On a basic level, there is a consideration of accuracy for every algorithm that’s written. The numerical stability has to be checked to ensure, for example, there are no divide by zero errors or an accumulation of cancellation effects which can render the output meaningless. Furthermore, a lot of work needs to be done to get a computer to consistently calculate reliable results – a necessity given that if the routines you’re relying on to make decisions are returning garbage, your decisions will be the same.

In terms of statistics, one of the things you need to look for is a wide variety of choices of methods for modelling data, allowing problems to be approached from many angles. A library of fast, reliable methods is needed because even though computers have advanced so much over the years, the amount of data people are collecting has increased many more times over. It wasn’t that long ago that a data set of a few thousand would be huge, whereas today many data sets are orders of magnitude larger.

As the number of computing cores continues to increase, it becomes a question of how to split up data and tune statistical methods, some of which were developed decades ago for serial computing. For example, random number generators – the building blocks of Bayesian estimation – is one key area that greatly benefits from computers using threaded models, meaning that problems can be split up and concurrent calculations can be run to save time.

At NAG we have noticed that industry is moving away from simpler models to more complex computer-intensive ones.
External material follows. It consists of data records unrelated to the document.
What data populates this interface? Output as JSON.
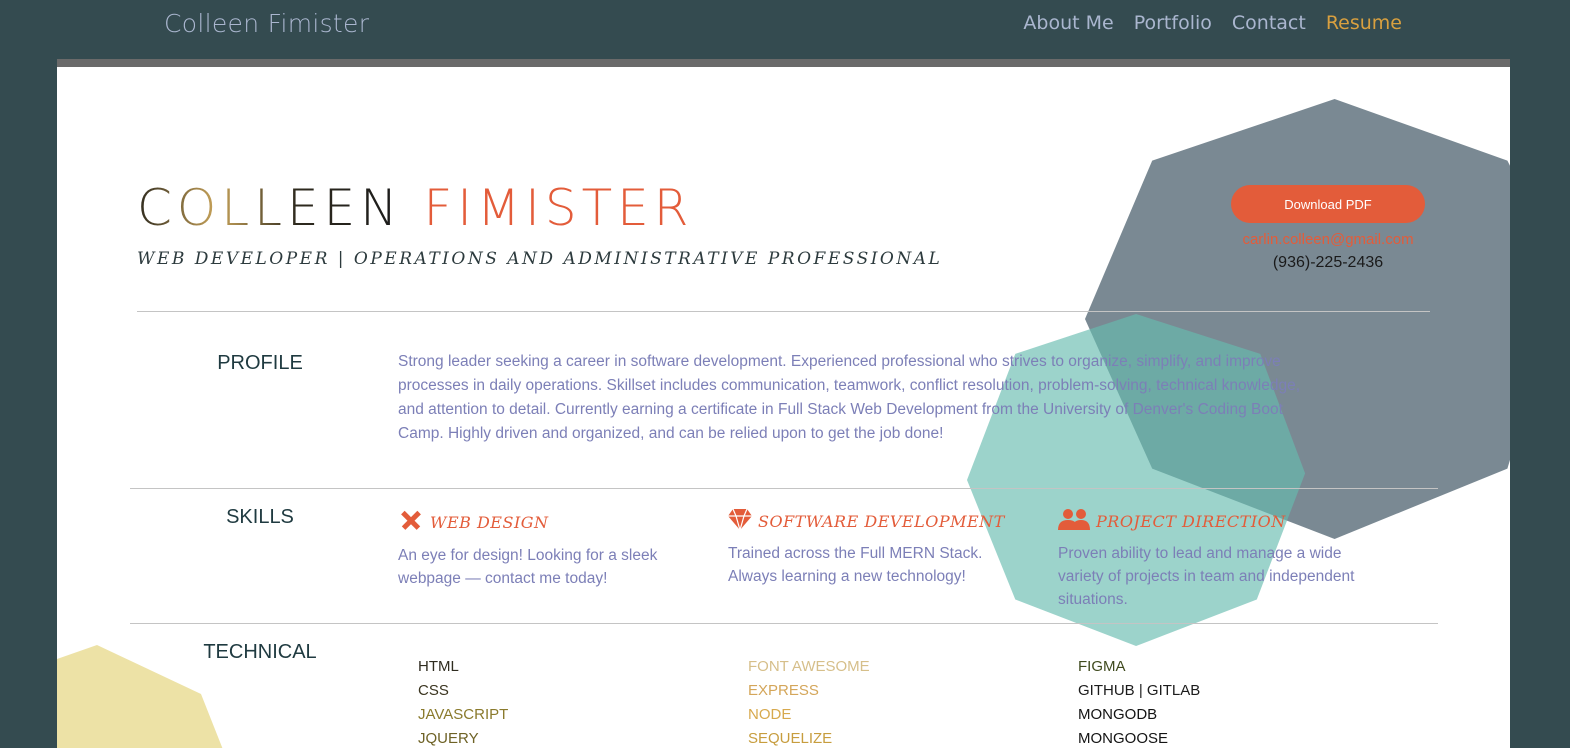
{
  "nav": {
    "brand": "Colleen Fimister",
    "links": [
      "About Me",
      "Portfolio",
      "Contact",
      "Resume"
    ],
    "active": "Resume"
  },
  "header": {
    "first_name": "COLLEEN",
    "last_name": "FIMISTER",
    "tagline": "WEB DEVELOPER | OPERATIONS AND ADMINISTRATIVE PROFESSIONAL",
    "download_label": "Download PDF",
    "email": "carlin.colleen@gmail.com",
    "phone": "(936)-225-2436"
  },
  "profile": {
    "heading": "PROFILE",
    "text": "Strong leader seeking a career in software development. Experienced professional who strives to organize, simplify, and improve processes in daily operations. Skillset includes communication, teamwork, conflict resolution, problem-solving, technical knowledge, and attention to detail. Currently earning a certificate in Full Stack Web Development from the University of Denver's Coding Boot Camp. Highly driven and organized, and can be relied upon to get the job done!"
  },
  "skills": {
    "heading": "SKILLS",
    "items": [
      {
        "title": "WEB DESIGN",
        "icon": "pencil-ruler-icon",
        "desc": "An eye for design! Looking for a sleek webpage — contact me today!"
      },
      {
        "title": "SOFTWARE DEVELOPMENT",
        "icon": "gem-icon",
        "desc": "Trained across the Full MERN Stack. Always learning a new technology!"
      },
      {
        "title": "PROJECT DIRECTION",
        "icon": "users-icon",
        "desc": "Proven ability to lead and manage a wide variety of projects in team and independent situations."
      }
    ]
  },
  "technical": {
    "heading": "TECHNICAL",
    "col1": [
      "HTML",
      "CSS",
      "JAVASCRIPT",
      "JQUERY"
    ],
    "col2": [
      "FONT AWESOME",
      "EXPRESS",
      "NODE",
      "SEQUELIZE"
    ],
    "col3": [
      "FIGMA",
      "GITHUB | GITLAB",
      "MONGODB",
      "MONGOOSE"
    ]
  },
  "colors": {
    "background": "#344b50",
    "accent": "#e35c3a",
    "nav_active": "#d9a03f",
    "body_text": "#7c7fb7"
  }
}
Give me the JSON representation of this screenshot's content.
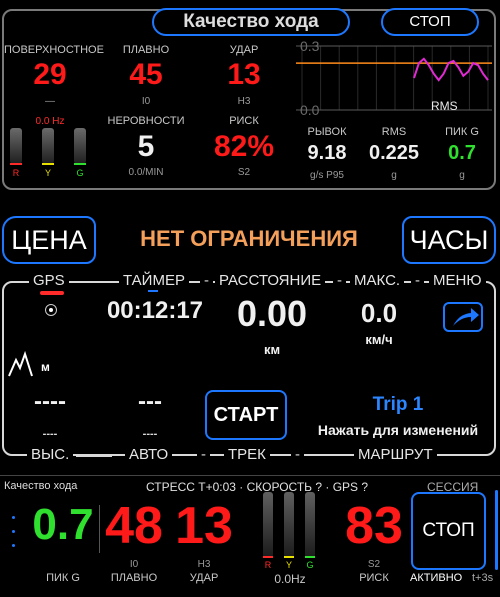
{
  "header": {
    "title": "Качество хода",
    "stop_label": "СТОП"
  },
  "metrics": {
    "surface": {
      "label": "ПОВЕРХНОСТНОЕ",
      "value": "29",
      "sub": "—",
      "hz": "0.0 Hz"
    },
    "smooth": {
      "label": "ПЛАВНО",
      "value": "45",
      "sub": "I0"
    },
    "impact": {
      "label": "УДАР",
      "value": "13",
      "sub": "H3"
    },
    "roughness": {
      "label": "НЕРОВНОСТИ",
      "value": "5",
      "sub": "0.0/MIN"
    },
    "risk": {
      "label": "РИСК",
      "value": "82%",
      "sub": "S2"
    },
    "jerk": {
      "label": "РЫВОК",
      "value": "9.18",
      "sub": "g/s P95"
    },
    "rms": {
      "label": "RMS",
      "value": "0.225",
      "sub": "g"
    },
    "peak": {
      "label": "ПИК G",
      "value": "0.7",
      "sub": "g"
    }
  },
  "ryg": [
    "R",
    "Y",
    "G"
  ],
  "rms_chart": {
    "ymax_label": "0.3",
    "ymin_label": "0.0",
    "series_label": "RMS",
    "chart_data": {
      "type": "line",
      "ylim": [
        0,
        0.3
      ],
      "values": [
        0.15,
        0.22,
        0.24,
        0.21,
        0.17,
        0.14,
        0.17,
        0.22,
        0.23,
        0.2,
        0.16,
        0.18,
        0.22,
        0.21,
        0.17,
        0.14
      ],
      "threshold": 0.22
    }
  },
  "nav": {
    "price": "ЦЕНА",
    "status": "НЕТ ОГРАНИЧЕНИЯ",
    "clock": "ЧАСЫ"
  },
  "tabs": {
    "gps": "GPS",
    "timer": "ТАЙМЕР",
    "distance": "РАССТОЯНИЕ",
    "max": "МАКС.",
    "menu": "МЕНЮ"
  },
  "stats": {
    "timer": "00:12:17",
    "distance": "0.00",
    "distance_unit": "км",
    "max": "0.0",
    "max_unit": "км/ч",
    "alt_unit": "м",
    "alt_value": "----",
    "alt_sub": "----",
    "auto_value": "---",
    "auto_sub": "----",
    "start": "СТАРТ",
    "trip": "Trip 1",
    "trip_hint": "Нажать для изменений"
  },
  "bottom_tabs": {
    "alt": "ВЫС.",
    "auto": "АВТО",
    "track": "ТРЕК",
    "route": "МАРШРУТ"
  },
  "footer": {
    "title": "Качество хода",
    "status": "СТРЕСС T+0:03 · СКОРОСТЬ ? · GPS ?",
    "session": "СЕССИЯ",
    "peak": {
      "value": "0.7",
      "label": "ПИК G"
    },
    "smooth": {
      "value": "48",
      "sub": "I0",
      "label": "ПЛАВНО"
    },
    "impact": {
      "value": "13",
      "sub": "H3",
      "label": "УДАР"
    },
    "hz": "0.0Hz",
    "risk": {
      "value": "83",
      "sub": "S2",
      "label": "РИСК"
    },
    "stop": "СТОП",
    "active": "АКТИВНО",
    "elapsed": "t+3s"
  }
}
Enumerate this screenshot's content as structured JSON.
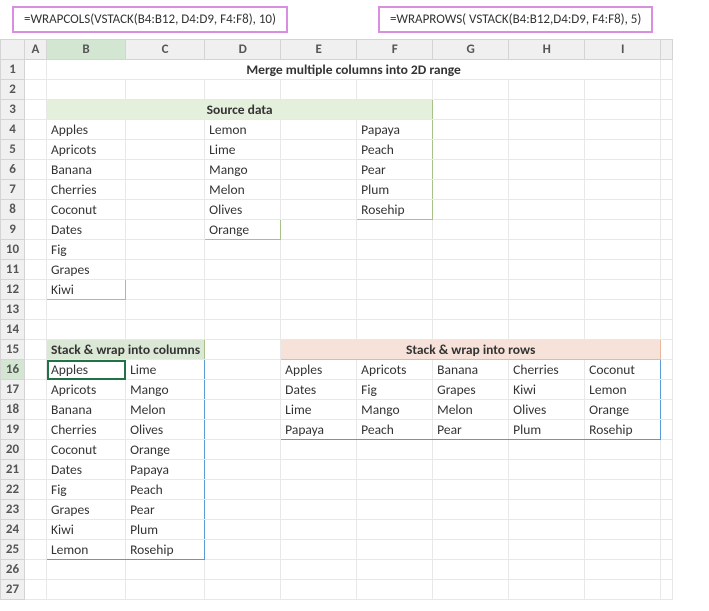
{
  "formulas": {
    "left": "=WRAPCOLS(VSTACK(B4:B12, D4:D9, F4:F8), 10)",
    "right": "=WRAPROWS( VSTACK(B4:B12,D4:D9, F4:F8), 5)"
  },
  "columns": [
    "A",
    "B",
    "C",
    "D",
    "E",
    "F",
    "G",
    "H",
    "I"
  ],
  "title": "Merge multiple columns into 2D range",
  "source": {
    "header": "Source data",
    "colB": [
      "Apples",
      "Apricots",
      "Banana",
      "Cherries",
      "Coconut",
      "Dates",
      "Fig",
      "Grapes",
      "Kiwi"
    ],
    "colD": [
      "Lemon",
      "Lime",
      "Mango",
      "Melon",
      "Olives",
      "Orange"
    ],
    "colF": [
      "Papaya",
      "Peach",
      "Pear",
      "Plum",
      "Rosehip"
    ]
  },
  "section_cols": {
    "header": "Stack & wrap into columns",
    "col1": [
      "Apples",
      "Apricots",
      "Banana",
      "Cherries",
      "Coconut",
      "Dates",
      "Fig",
      "Grapes",
      "Kiwi",
      "Lemon"
    ],
    "col2": [
      "Lime",
      "Mango",
      "Melon",
      "Olives",
      "Orange",
      "Papaya",
      "Peach",
      "Pear",
      "Plum",
      "Rosehip"
    ]
  },
  "section_rows": {
    "header": "Stack & wrap into rows",
    "rows": [
      [
        "Apples",
        "Apricots",
        "Banana",
        "Cherries",
        "Coconut"
      ],
      [
        "Dates",
        "Fig",
        "Grapes",
        "Kiwi",
        "Lemon"
      ],
      [
        "Lime",
        "Mango",
        "Melon",
        "Olives",
        "Orange"
      ],
      [
        "Papaya",
        "Peach",
        "Pear",
        "Plum",
        "Rosehip"
      ]
    ]
  }
}
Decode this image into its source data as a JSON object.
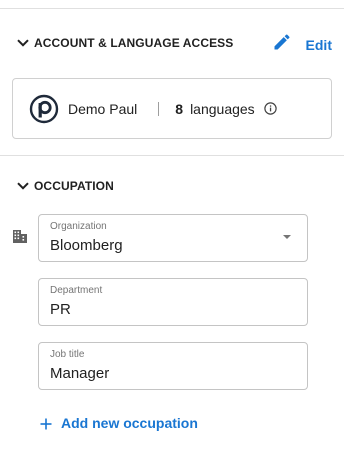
{
  "account_section": {
    "title": "ACCOUNT & LANGUAGE ACCESS",
    "edit_label": "Edit",
    "account_name": "Demo Paul",
    "language_count": "8",
    "language_label": "languages"
  },
  "occupation_section": {
    "title": "OCCUPATION",
    "fields": {
      "organization": {
        "label": "Organization",
        "value": "Bloomberg"
      },
      "department": {
        "label": "Department",
        "value": "PR"
      },
      "job_title": {
        "label": "Job title",
        "value": "Manager"
      }
    },
    "add_label": "Add new occupation"
  },
  "colors": {
    "accent": "#1976d2",
    "text": "#212121",
    "muted": "#757575",
    "border": "#c4c4c4"
  },
  "icons": {
    "section_toggle": "chevron-down-icon",
    "edit": "pencil-icon",
    "account_logo": "brand-logo-icon",
    "info": "info-icon",
    "organization": "building-icon",
    "dropdown": "caret-down-icon",
    "add": "plus-icon"
  }
}
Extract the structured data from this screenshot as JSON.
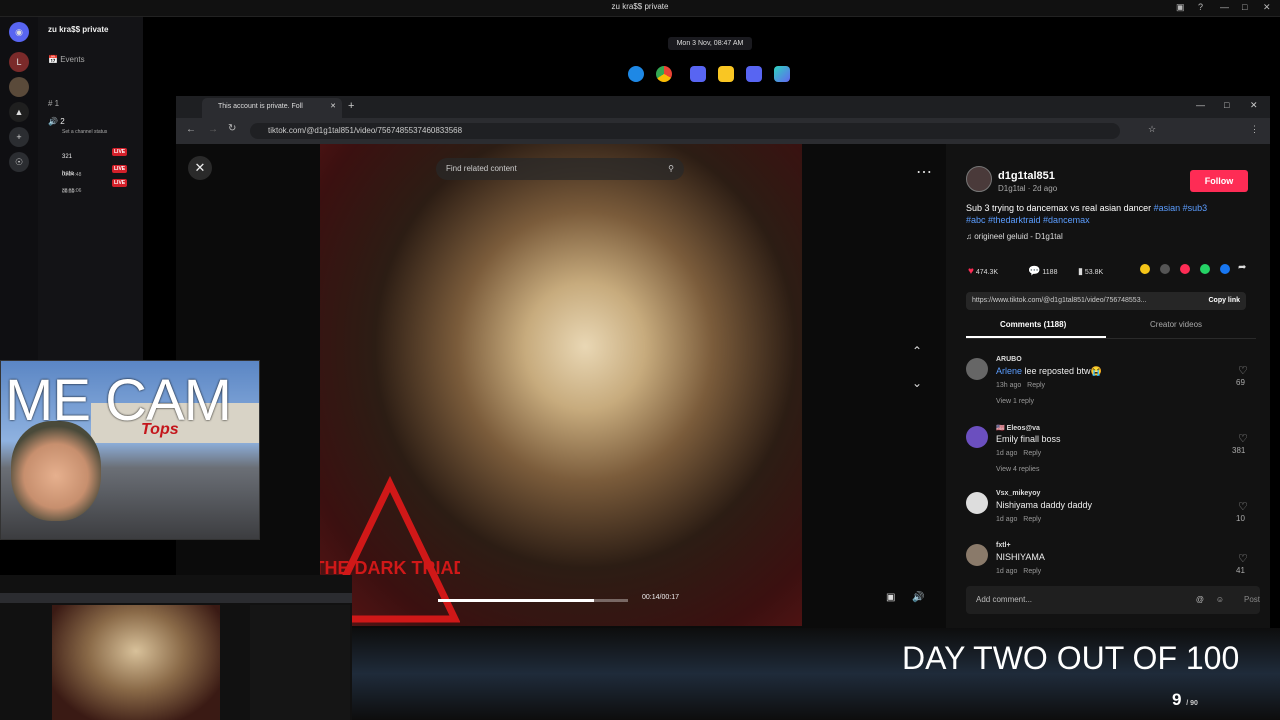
{
  "window": {
    "title": "zu kra$$ private"
  },
  "discord": {
    "server_name": "zu kra$$ private",
    "events_label": "Events",
    "channel_text": "1",
    "channel_voice": "2",
    "status_hint": "Set a channel status",
    "members": [
      {
        "name": "321",
        "time": "01:24:48",
        "badge": "LIVE"
      },
      {
        "name": "hate",
        "time": "06:59",
        "badge": "LIVE"
      },
      {
        "name": "",
        "time": "38:55:06",
        "badge": "LIVE"
      }
    ]
  },
  "clock": "Mon 3 Nov, 08:47 AM",
  "browser": {
    "tab_title": "This account is private. Foll",
    "url": "tiktok.com/@d1g1tal851/video/7567485537460833568"
  },
  "video": {
    "search_placeholder": "Find related content",
    "time": "00:14/00:17",
    "progress_fraction": 0.82,
    "overlay_logo_text": "THE DARK TRIAD"
  },
  "post": {
    "username": "d1g1tal851",
    "handle_date": "D1g1tal · 2d ago",
    "follow_label": "Follow",
    "caption_text": "Sub 3 trying to dancemax vs real asian dancer ",
    "caption_tags_1": "#asian #sub3",
    "caption_tags_2": "#abc #thedarktraid #dancemax",
    "sound": "origineel geluid - D1g1tal",
    "likes": "474.3K",
    "comments": "1188",
    "saves": "53.8K",
    "link": "https://www.tiktok.com/@d1g1tal851/video/756748553...",
    "copy_link_label": "Copy link",
    "tab_comments": "Comments (1188)",
    "tab_creator": "Creator videos",
    "add_comment_placeholder": "Add comment...",
    "post_label": "Post"
  },
  "comments": [
    {
      "user": "ARUBO",
      "text_prefix": "Arlene",
      "text": " lee reposted btw😭",
      "ago": "13h ago",
      "reply": "Reply",
      "replies": "View 1 reply",
      "likes": "69"
    },
    {
      "user": "🇺🇸 Eleos@va",
      "text_prefix": "",
      "text": "Emily finall boss",
      "ago": "1d ago",
      "reply": "Reply",
      "replies": "View 4 replies",
      "likes": "381"
    },
    {
      "user": "Vsx_mikeyoy",
      "text_prefix": "",
      "text": "Nishiyama daddy daddy",
      "ago": "1d ago",
      "reply": "Reply",
      "replies": "",
      "likes": "10"
    },
    {
      "user": "fxtl+",
      "text_prefix": "",
      "text": "NISHIYAMA",
      "ago": "1d ago",
      "reply": "Reply",
      "replies": "",
      "likes": "41"
    }
  ],
  "overlay": {
    "me_cam_label": "ME CAM",
    "tops_sign": "Tops",
    "day_counter": "DAY TWO OUT OF 100",
    "fraction_num": "9",
    "fraction_den": "/ 90"
  },
  "colors": {
    "follow": "#fe2c55",
    "live": "#d3202a",
    "tag": "#5b9dff"
  }
}
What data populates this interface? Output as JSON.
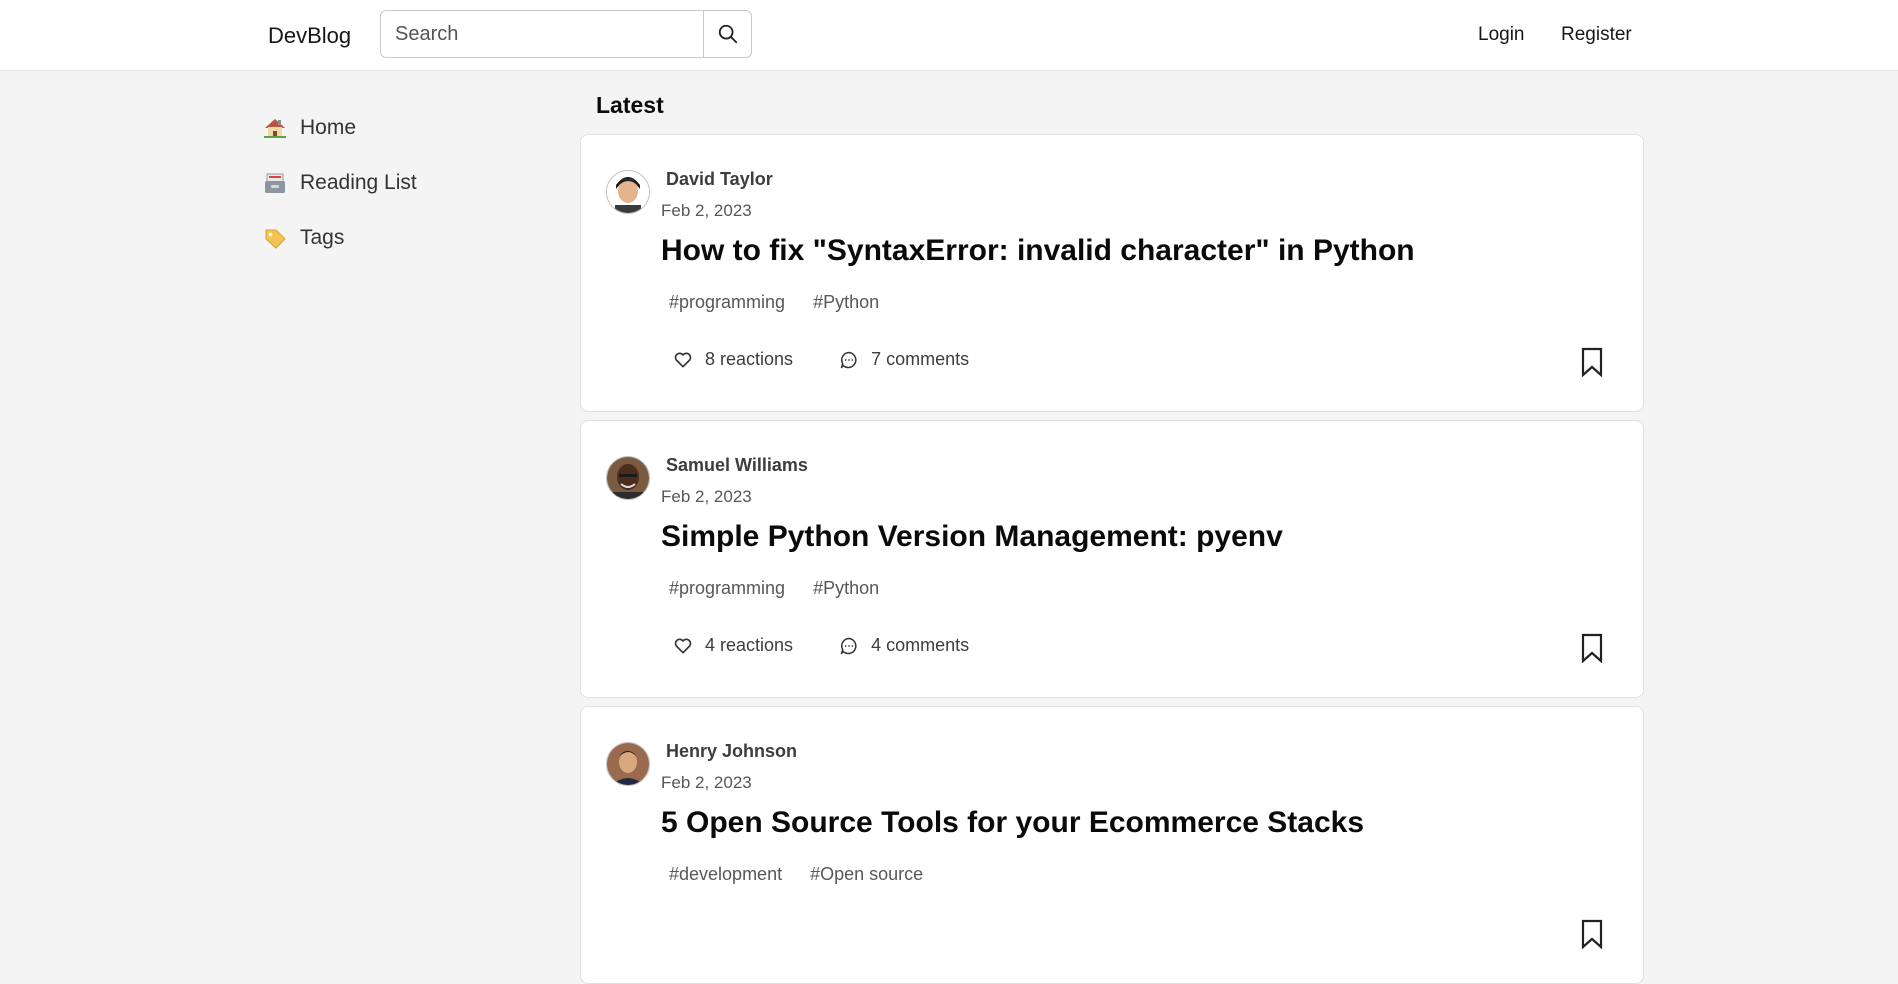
{
  "header": {
    "brand": "DevBlog",
    "search_placeholder": "Search",
    "login": "Login",
    "register": "Register"
  },
  "sidebar": {
    "items": [
      {
        "label": "Home",
        "icon": "house-icon"
      },
      {
        "label": "Reading List",
        "icon": "card-file-box-icon"
      },
      {
        "label": "Tags",
        "icon": "label-tag-icon"
      }
    ]
  },
  "feed": {
    "heading": "Latest",
    "posts": [
      {
        "author": "David Taylor",
        "date": "Feb 2, 2023",
        "title": "How to fix \"SyntaxError: invalid character\" in Python",
        "tags": [
          "#programming",
          "#Python"
        ],
        "reactions": "8 reactions",
        "comments": "7 comments"
      },
      {
        "author": "Samuel Williams",
        "date": "Feb 2, 2023",
        "title": "Simple Python Version Management: pyenv",
        "tags": [
          "#programming",
          "#Python"
        ],
        "reactions": "4 reactions",
        "comments": "4 comments"
      },
      {
        "author": "Henry Johnson",
        "date": "Feb 2, 2023",
        "title": "5 Open Source Tools for your Ecommerce Stacks",
        "tags": [
          "#development",
          "#Open source"
        ],
        "reactions": "",
        "comments": ""
      }
    ]
  }
}
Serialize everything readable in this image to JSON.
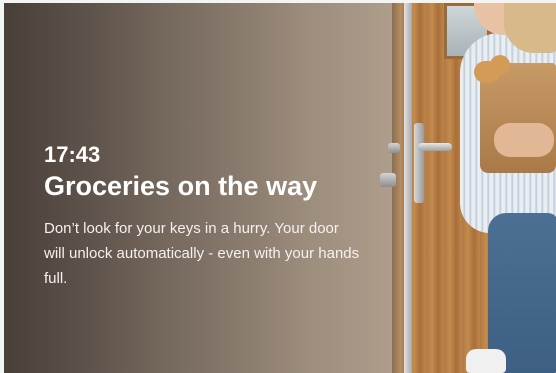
{
  "notification": {
    "time": "17:43",
    "title": "Groceries on the way",
    "body": "Don’t look for your keys in a hurry. Your door will unlock automatically - even with your hands full."
  },
  "colors": {
    "text": "#ffffff",
    "overlay": "#5c5149"
  }
}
The NAG Library itself contains over 1,700 methods, including 11 chapters dedicated to areas of statistics. Key areas include probability distributions, random number generators, clustering and regression ranging from multiple regression to generalised linear models to time-series. Feedback from NAG’s users and academia drives the contents of these chapters, but NAG only adds new algorithms if they’ve been stringently tested and are deemed likely to have longevity. But it’s not all that easy to predict which ones will be adopted by the wider community – it’s not always the ones you might expect.